IDBI Federal Life Insurance has been through “tough times” in the past two years with uncertainty over stake-sale by IDBI Bank. The company’s business was affected and attrition rates went up. Though LIC has picked up a 51 per cent stake in IDBI Bank, expectedly putting to rest the need for stake-sale by the bank in the life insurance venture, uncertainty still looms large. In a freewheeling discussion with BusinessLine , Vighnesh Shahane, MD and CEO, IDBI Federal Life, spoke about the way forward for the company. Excerpts:

You have been going through rather difficult times in the past two years. How has that affected the company?

I will be lying if I tell you it (the uncertainty around stake-sale) didn’t affect us. It was the toughest two years. Business was impacted, morale (of people) was impacted, we lost some good people, and a lot of people did not come for interviews because they did not want to join a company with an uncertain future. But the team that stuck around did their best; they handled the deck and tried to focus on the road ahead and not worry about the noise happening around us.

So, did the level of attrition in the organisation go up in the past two years? How do you see the situation, moving forward?

The rate of attrition at mid-to-top level went up to around 30-35 per cent compared to around 25 per cent earlier. But what is more significant is the vintage of people leaving the organisation. We were losing people who had been with us for nearly three to five years, and the ones who were good performers.

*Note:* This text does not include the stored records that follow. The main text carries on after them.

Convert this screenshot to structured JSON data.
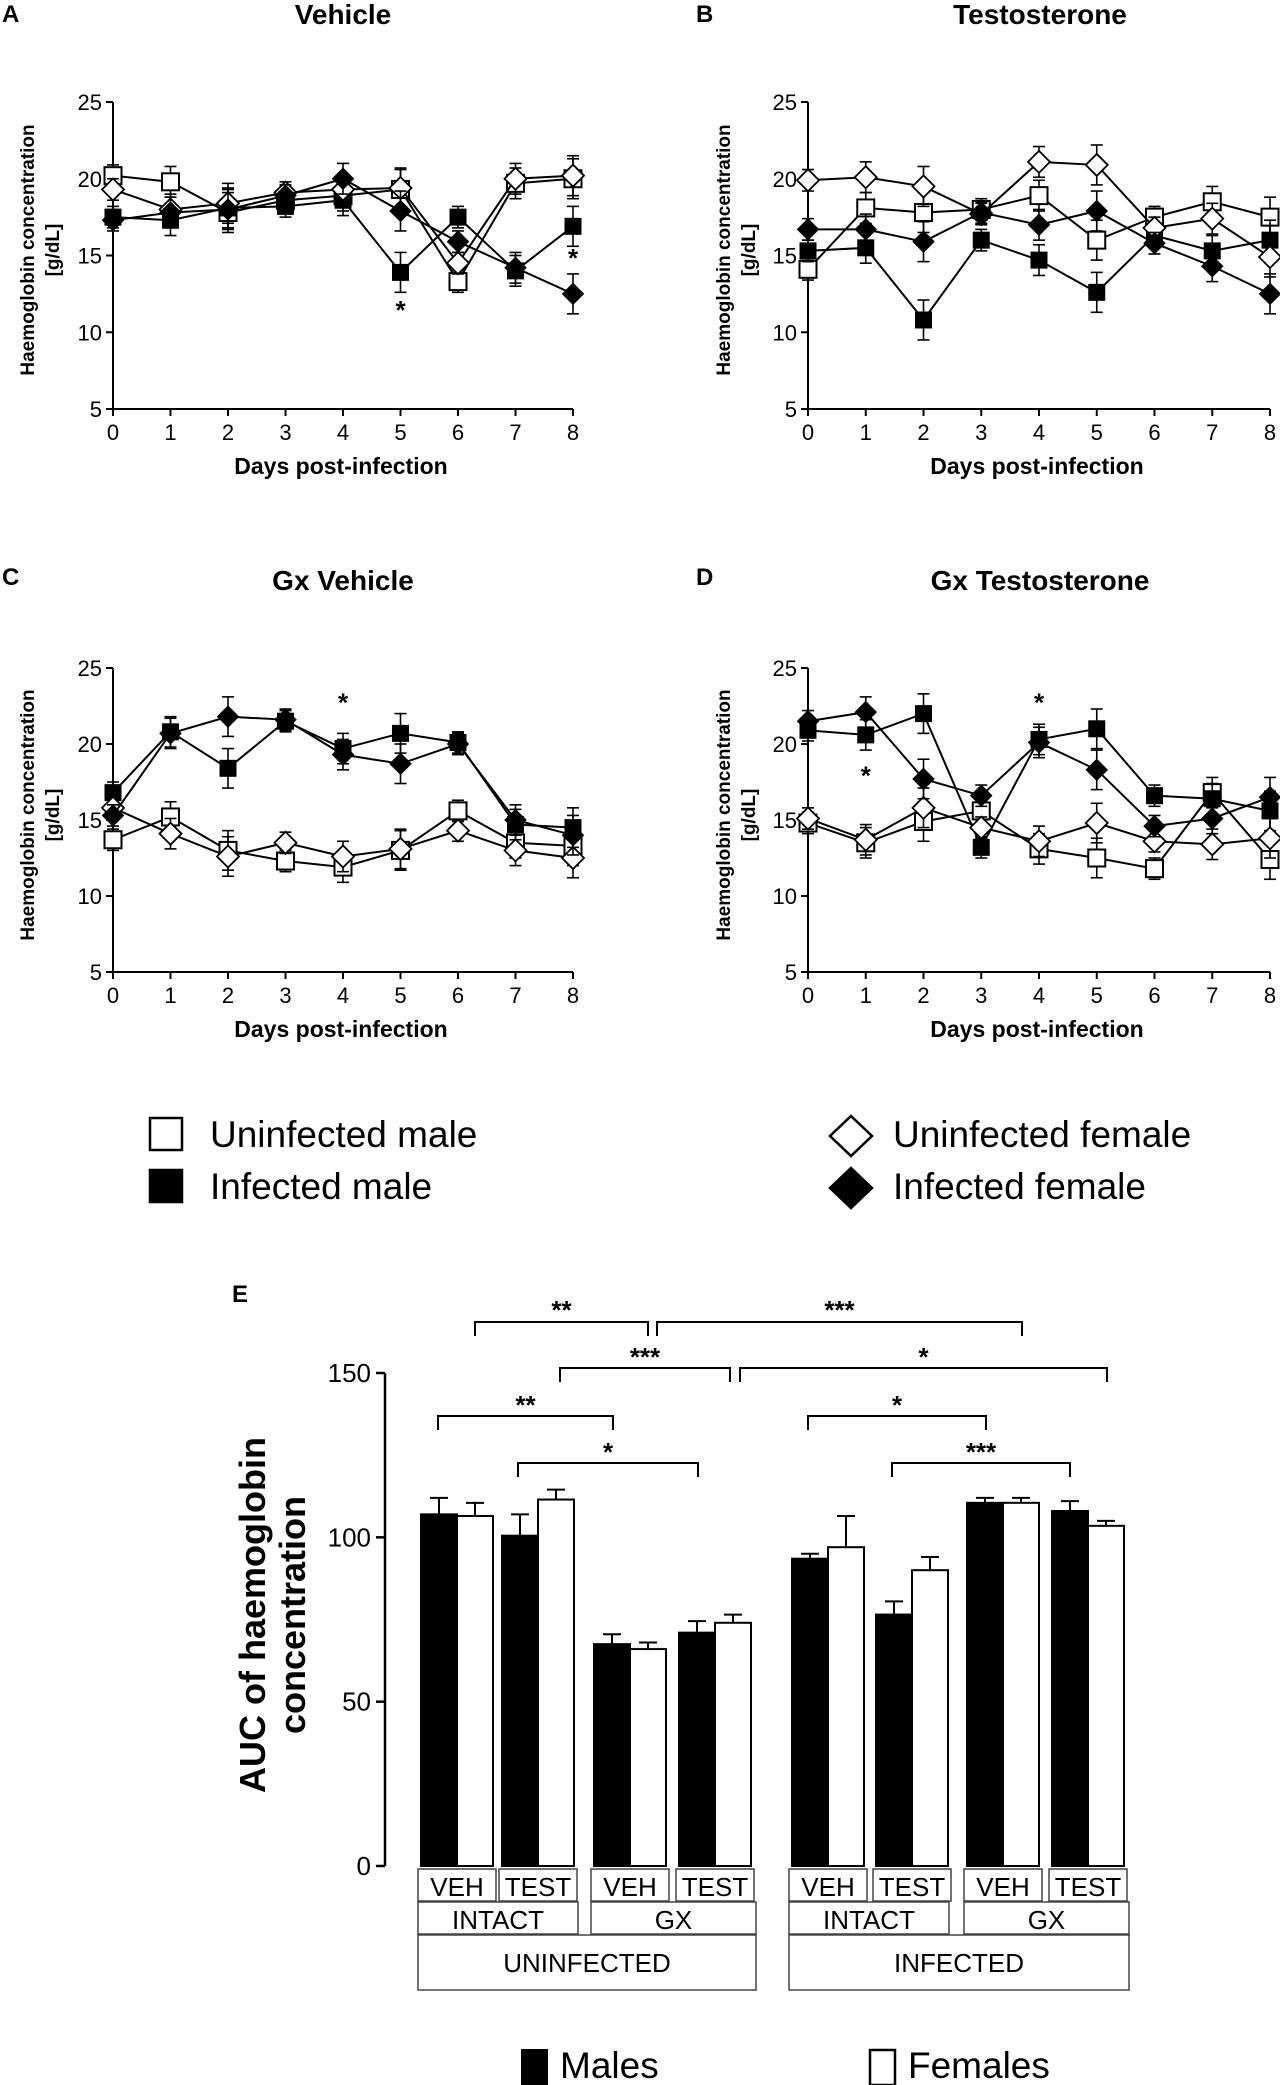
{
  "line_days": [
    0,
    1,
    2,
    3,
    4,
    5,
    6,
    7,
    8
  ],
  "line_axis": {
    "ylabel": "Haemoglobin concentration [g/dL]",
    "xlabel": "Days post-infection",
    "yticks": [
      5,
      10,
      15,
      20,
      25
    ],
    "ylim": [
      5,
      25
    ]
  },
  "legend": {
    "uninfected_male": "Uninfected male",
    "infected_male": "Infected male",
    "uninfected_female": "Uninfected female",
    "infected_female": "Infected female"
  },
  "chart_data": [
    {
      "type": "line",
      "letter": "A",
      "title": "Vehicle",
      "xlabel": "Days post-infection",
      "ylabel": "Haemoglobin concentration [g/dL]",
      "ylim": [
        5,
        25
      ],
      "x": [
        0,
        1,
        2,
        3,
        4,
        5,
        6,
        7,
        8
      ],
      "series": [
        {
          "name": "Uninfected male",
          "values": [
            20.2,
            19.8,
            17.8,
            18.6,
            18.9,
            19.3,
            13.3,
            19.7,
            20.0
          ]
        },
        {
          "name": "Infected male",
          "values": [
            17.5,
            17.3,
            18.1,
            18.2,
            18.6,
            13.9,
            17.5,
            14.0,
            16.9
          ]
        },
        {
          "name": "Uninfected female",
          "values": [
            19.3,
            18.0,
            18.4,
            19.1,
            19.3,
            19.4,
            14.5,
            20.0,
            20.2
          ]
        },
        {
          "name": "Infected female",
          "values": [
            17.3,
            17.8,
            18.0,
            18.9,
            20.0,
            17.9,
            15.9,
            14.2,
            12.5
          ]
        }
      ],
      "annotations": [
        {
          "x": 5,
          "y": 11.5,
          "text": "*"
        },
        {
          "x": 8,
          "y": 14.9,
          "text": "*"
        }
      ]
    },
    {
      "type": "line",
      "letter": "B",
      "title": "Testosterone",
      "xlabel": "Days post-infection",
      "ylabel": "Haemoglobin concentration [g/dL]",
      "ylim": [
        5,
        25
      ],
      "x": [
        0,
        1,
        2,
        3,
        4,
        5,
        6,
        7,
        8
      ],
      "series": [
        {
          "name": "Uninfected male",
          "values": [
            14.1,
            18.1,
            17.8,
            18.0,
            18.9,
            16.0,
            17.5,
            18.5,
            17.5
          ]
        },
        {
          "name": "Infected male",
          "values": [
            15.3,
            15.5,
            10.8,
            16.0,
            14.7,
            12.6,
            16.3,
            15.3,
            16.0
          ]
        },
        {
          "name": "Uninfected female",
          "values": [
            19.9,
            20.1,
            19.5,
            17.7,
            21.1,
            20.9,
            16.8,
            17.4,
            14.9
          ]
        },
        {
          "name": "Infected female",
          "values": [
            16.7,
            16.7,
            15.9,
            17.8,
            17.0,
            17.9,
            15.8,
            14.3,
            12.5
          ]
        }
      ],
      "annotations": []
    },
    {
      "type": "line",
      "letter": "C",
      "title": "Gx Vehicle",
      "xlabel": "Days post-infection",
      "ylabel": "Haemoglobin concentration [g/dL]",
      "ylim": [
        5,
        25
      ],
      "x": [
        0,
        1,
        2,
        3,
        4,
        5,
        6,
        7,
        8
      ],
      "series": [
        {
          "name": "Uninfected male",
          "values": [
            13.7,
            15.2,
            13.0,
            12.3,
            11.9,
            13.0,
            15.6,
            13.5,
            13.3
          ]
        },
        {
          "name": "Infected male",
          "values": [
            16.8,
            20.8,
            18.4,
            21.5,
            19.7,
            20.7,
            20.1,
            14.7,
            14.5
          ]
        },
        {
          "name": "Uninfected female",
          "values": [
            15.8,
            14.1,
            12.6,
            13.5,
            12.6,
            13.1,
            14.3,
            13.0,
            12.5
          ]
        },
        {
          "name": "Infected female",
          "values": [
            15.3,
            20.7,
            21.8,
            21.6,
            19.3,
            18.7,
            20.0,
            15.0,
            14.0
          ]
        }
      ],
      "annotations": [
        {
          "x": 4,
          "y": 22.8,
          "text": "*"
        }
      ]
    },
    {
      "type": "line",
      "letter": "D",
      "title": "Gx Testosterone",
      "xlabel": "Days post-infection",
      "ylabel": "Haemoglobin concentration [g/dL]",
      "ylim": [
        5,
        25
      ],
      "x": [
        0,
        1,
        2,
        3,
        4,
        5,
        6,
        7,
        8
      ],
      "series": [
        {
          "name": "Uninfected male",
          "values": [
            14.8,
            13.5,
            14.9,
            15.6,
            13.1,
            12.5,
            11.8,
            16.8,
            12.4
          ]
        },
        {
          "name": "Infected male",
          "values": [
            20.9,
            20.6,
            22.0,
            13.2,
            20.3,
            21.0,
            16.6,
            16.4,
            15.6
          ]
        },
        {
          "name": "Uninfected female",
          "values": [
            15.1,
            13.7,
            15.8,
            14.5,
            13.6,
            14.8,
            13.6,
            13.4,
            13.8
          ]
        },
        {
          "name": "Infected female",
          "values": [
            21.5,
            22.1,
            17.7,
            16.6,
            20.1,
            18.3,
            14.6,
            15.1,
            16.5
          ]
        }
      ],
      "annotations": [
        {
          "x": 1,
          "y": 18.0,
          "text": "*"
        },
        {
          "x": 4,
          "y": 22.8,
          "text": "*"
        }
      ]
    },
    {
      "type": "bar",
      "letter": "E",
      "ylabel": "AUC of haemoglobin concentration",
      "ylim": [
        0,
        150
      ],
      "yticks": [
        0,
        50,
        100,
        150
      ],
      "legend": [
        "Males",
        "Females"
      ],
      "groups": [
        {
          "infection": "UNINFECTED",
          "status": "INTACT",
          "treatment": "VEH",
          "males": 107,
          "males_err": 5,
          "females": 106.5,
          "females_err": 4
        },
        {
          "infection": "UNINFECTED",
          "status": "INTACT",
          "treatment": "TEST",
          "males": 100.5,
          "males_err": 6.5,
          "females": 111.5,
          "females_err": 3
        },
        {
          "infection": "UNINFECTED",
          "status": "GX",
          "treatment": "VEH",
          "males": 67.5,
          "males_err": 3,
          "females": 66,
          "females_err": 2
        },
        {
          "infection": "UNINFECTED",
          "status": "GX",
          "treatment": "TEST",
          "males": 71,
          "males_err": 3.5,
          "females": 74,
          "females_err": 2.5
        },
        {
          "infection": "INFECTED",
          "status": "INTACT",
          "treatment": "VEH",
          "males": 93.5,
          "males_err": 1.5,
          "females": 97,
          "females_err": 9.5
        },
        {
          "infection": "INFECTED",
          "status": "INTACT",
          "treatment": "TEST",
          "males": 76.5,
          "males_err": 4,
          "females": 90,
          "females_err": 4
        },
        {
          "infection": "INFECTED",
          "status": "GX",
          "treatment": "VEH",
          "males": 110.5,
          "males_err": 1.5,
          "females": 110.5,
          "females_err": 1.5
        },
        {
          "infection": "INFECTED",
          "status": "GX",
          "treatment": "TEST",
          "males": 108,
          "males_err": 3,
          "females": 103.5,
          "females_err": 1.5
        }
      ],
      "significance": [
        {
          "text": "**"
        },
        {
          "text": "***"
        },
        {
          "text": "***"
        },
        {
          "text": "*"
        },
        {
          "text": "**"
        },
        {
          "text": "*"
        },
        {
          "text": "*"
        },
        {
          "text": "***"
        }
      ],
      "row_labels": {
        "treatments": [
          "VEH",
          "TEST",
          "VEH",
          "TEST",
          "VEH",
          "TEST",
          "VEH",
          "TEST"
        ],
        "status": [
          "INTACT",
          "GX",
          "INTACT",
          "GX"
        ],
        "infection": [
          "UNINFECTED",
          "INFECTED"
        ]
      }
    }
  ]
}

One thing is losing people physically which you can measure, the other is the psychological switch off which cannot be measured, and it is often underrated and underestimated.

From hereon, we need to regroup, try and get back good people, and more importantly, focus on the people who have stayed back and have displayed loyalty and commitment during the adverse period.

Has the acquisition of 51 per cent stake by LIC in IDBI Bank helped put to rest those uncertainties?

LIC has picked up a 51 per cent stake, and they are in the same market as we do. So what implications and repercussions it will have and how much time it will take, we will have to wait and see. But I am confident that as a company we will emerge stronger.

Uncertainty or ambiguity happens everywhere. The shareholders are discussing various options.

Your new business premium for the April-December 2018 period dropped by nearly 7 per cent compared to last year. What do you attribute this to?

Our topline, which was growing at a CAGR of close to 30 per cent for the past three years, witnessed single-digit growth so far this fiscal.

Total business premium grew by nearly 8 per cent to ₹1,224 crore during April-December 2018. But that is also because industry has de-grown due to the high base effect of demonetisation. This apart, volatile equity markets impacted those who were predominantly ULIP players.

But we did great on managing costs, persistency, declared record profits, had a good solvency ratio of around 385 per cent, maintained best-in-class operating expenses, and ensured lowest surrender, thereby ensuring a holistic growth. The only thing that hurts is that we lost a few good people.

So, how do you see FY-20 panning out for the company?

We will be looking at 25-30 per cent growth in FY-20, aided by a low base. The strategy would be to grow on distribution. Nearly 85 per cent of our sales is currently through bancassurance. We will look to boost other channels such as agency, online, and direct sales. Online is currently around 3 per cent of our total sales, and we would like to double that every year.